Zed and I glance up from the job pages of the Ballymena Guardian with mild interest.

“Those cows out there in the fields,” explains HWBTC, “they’re not even real cows!”

The Guardian is pushed to the side and HWBTC has our undivided attention, a situation that pleases him greatly. We demand that he elaborates on this Fake Cow Theory. “Well, they’ve all been interfered with,” he says conspiratorially. Seeing our shocked expressions, he hastily adds, “I mean – you know, doctored… altered… changed from a natural cow into a sort of – of – super milk machine.”

“So what you’re saying,” I say carefully, “is that we are now dealing with a species of genetically modified cows?”
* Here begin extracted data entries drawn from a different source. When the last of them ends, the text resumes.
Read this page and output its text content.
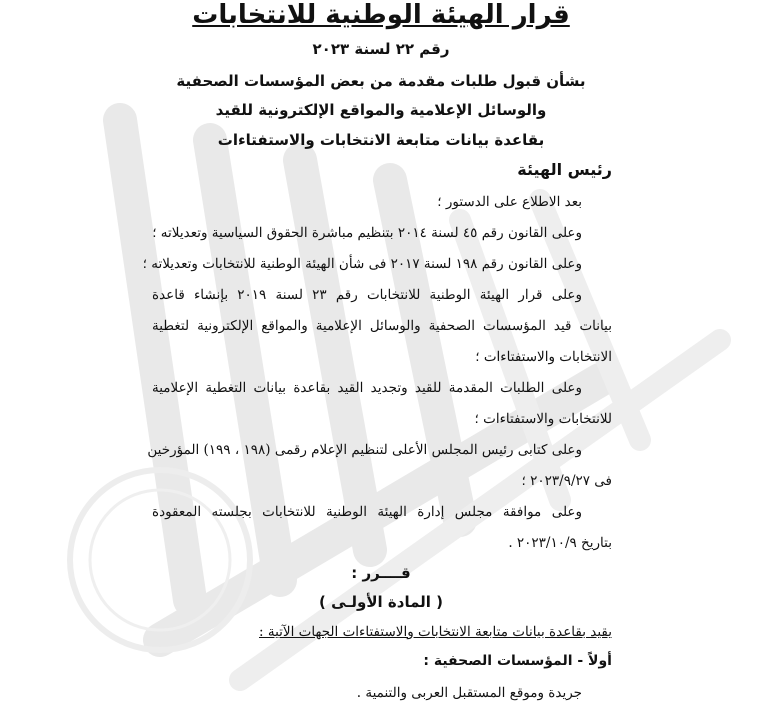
قرار الهيئة الوطنية للانتخابات
رقم ٢٢ لسنة ٢٠٢٣
بشأن قبول طلبات مقدمة من بعض المؤسسات الصحفية
والوسائل الإعلامية والمواقع الإلكترونية للقيد
بقاعدة بيانات متابعة الانتخابات والاستفتاءات
رئيس الهيئة
بعد الاطلاع على الدستور ؛
وعلى القانون رقم ٤٥ لسنة ٢٠١٤ بتنظيم مباشرة الحقوق السياسية وتعديلاته ؛
وعلى القانون رقم ١٩٨ لسنة ٢٠١٧ فى شأن الهيئة الوطنية للانتخابات وتعديلاته ؛
وعلى قرار الهيئة الوطنية للانتخابات رقم ٢٣ لسنة ٢٠١٩ بإنشاء قاعدة
بيانات قيد المؤسسات الصحفية والوسائل الإعلامية والمواقع الإلكترونية لتغطية
الانتخابات والاستفتاءات ؛
وعلى الطلبات المقدمة للقيد وتجديد القيد بقاعدة بيانات التغطية الإعلامية
للانتخابات والاستفتاءات ؛
وعلى كتابى رئيس المجلس الأعلى لتنظيم الإعلام رقمى (١٩٨ ، ١٩٩) المؤرخين
فى ٢٠٢٣/٩/٢٧ ؛
وعلى موافقة مجلس إدارة الهيئة الوطنية للانتخابات بجلسته المعقودة
بتاريخ ٢٠٢٣/١٠/٩ .
قــــرر :
( المادة الأولـى )
يقيد بقاعدة بيانات متابعة الانتخابات والاستفتاءات الجهات الآتية :
أولاً - المؤسسات الصحفية :
جريدة وموقع المستقبل العربى والتنمية .
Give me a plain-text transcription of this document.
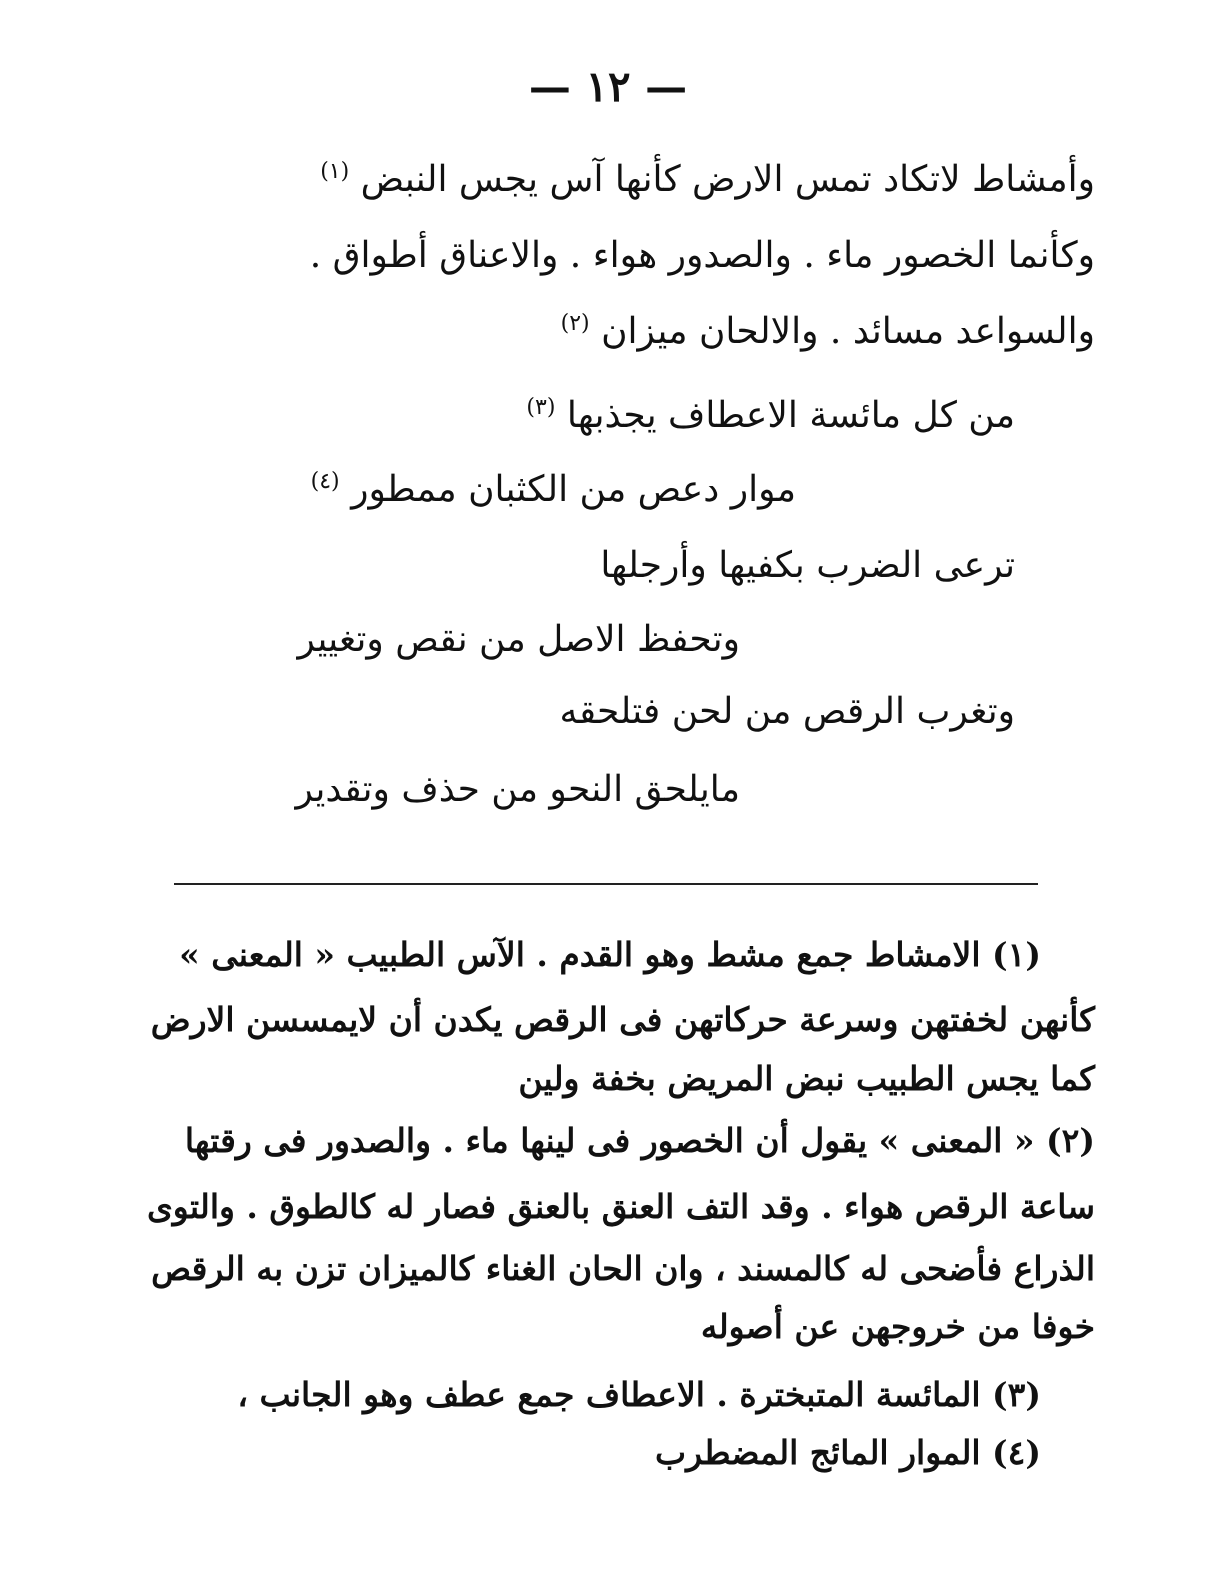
— ١٢ —
وأمشاط لاتكاد تمس الارض كأنها آس يجس النبض $^{(١)}$
وكأنما الخصور ماء . والصدور هواء . والاعناق أطواق .
والسواعد مسائد . والالحان ميزان $^{(٢)}$
من كل مائسة الاعطاف يجذبها $^{(٣)}$
موار دعص من الكثبان ممطور $^{(٤)}$
ترعى الضرب بكفيها وأرجلها
وتحفظ الاصل من نقص وتغيير
وتغرب الرقص من لحن فتلحقه
مايلحق النحو من حذف وتقدير
(١) الامشاط جمع مشط وهو القدم . الآس الطبيب « المعنى »
كأنهن لخفتهن وسرعة حركاتهن فى الرقص يكدن أن لايمسسن الارض
كما يجس الطبيب نبض المريض بخفة ولين
(٢) « المعنى » يقول أن الخصور فى لينها ماء . والصدور فى رقتها
ساعة الرقص هواء . وقد التف العنق بالعنق فصار له كالطوق . والتوى
الذراع فأضحى له كالمسند ، وان الحان الغناء كالميزان تزن به الرقص
خوفا من خروجهن عن أصوله
(٣) المائسة المتبخترة . الاعطاف جمع عطف وهو الجانب ،
(٤) الموار المائج المضطرب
“Exactly,” says HWBTC, nodding. “Like vegetables, only the next level. And vegetables are another thing,” he adds to McBouncy, “you should really consider getting your own vegetable patch.”

McBouncy looks exhausted already. “It all sounds like an awful lot of hard work,” she says dejectedly, in a sad little voice. “And I couldn’t look after a vegetable garden. Besides, what would I use to fertilise it? Manure’s no use if there aren’t even any real cows any more.”

Another topical lunchtime discussion in the workplace.